Benefizkonzert für die freie Theater-Szene
15.000 Euro eingenommen: Münsters Kultur zeigt Flagge

Münster -

Entertainer Götz Alsmann begeisterte am Samstag das Publikum bei einem Benefizkonzert am Hawerkamp. Das Publikum verfolgte das Event aus dem Auto.

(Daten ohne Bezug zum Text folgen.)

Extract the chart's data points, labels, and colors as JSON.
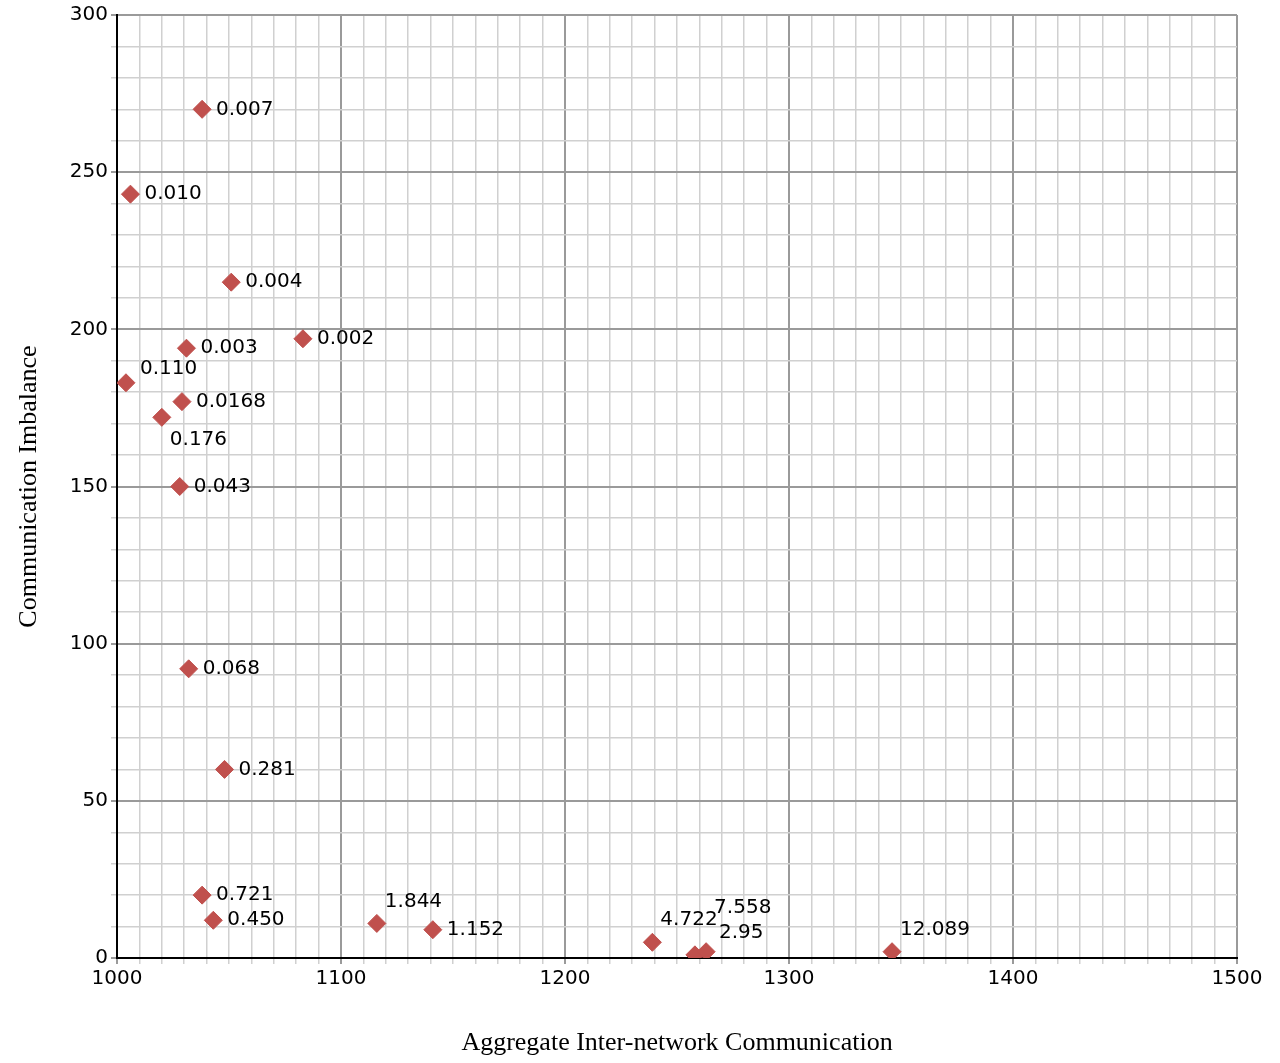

Sonntag, 10.05.2020, 17:30 Uhr aktualisiert: 11.05.2020, 14:08 Uhr
Heimspiel im Autokino. Entertainer Götz Alsmann ließ sich nicht zweimal bitten und trat beim Benefizkonzert „Münster für Künstler“ auf. 300 Autos und auch Camping mit gut geschützten Insassen (kl. Bild) waren auf die Autokino-Fläche am Hawerkamp gerollt.
Heimspiel im Autokino. Entertainer Götz Alsmann ließ sich nicht zweimal bitten und trat beim Benefizkonzert „Münster für Künstler“ auf. 300 Autos und auch Camping mit gut geschützten Insassen (kl. Bild) waren auf die Autokino-Fläche am Hawerkamp gerollt. Foto: Wilfried Gerharz

In Corona-Notzeiten müssen Kulturfreunde und Künstler zu besonderen Mitteln greifen. Da bietet das gute alte Autokino Möglichkeiten, um Musiker, Entertainer und ein kulturbeflissenes Publikum sicher zusammenzubringen. Das Cineplex hatte als Veranstalter mit vielen Kooperationspartnern vom WDR über das Wolfgang Borchert Theater bis hin zur Stadt Münster das vergleichsweise spontane Großtreffen am Hawerkamp ausgerufen. Innerhalb nur eines Tages, so teilte Theater-Sprecher und Dramaturg Frederik Iven mit, war die Chose geritzt und der Laden ausverkauft. 300 Autos, größere und kleinere, rollten an.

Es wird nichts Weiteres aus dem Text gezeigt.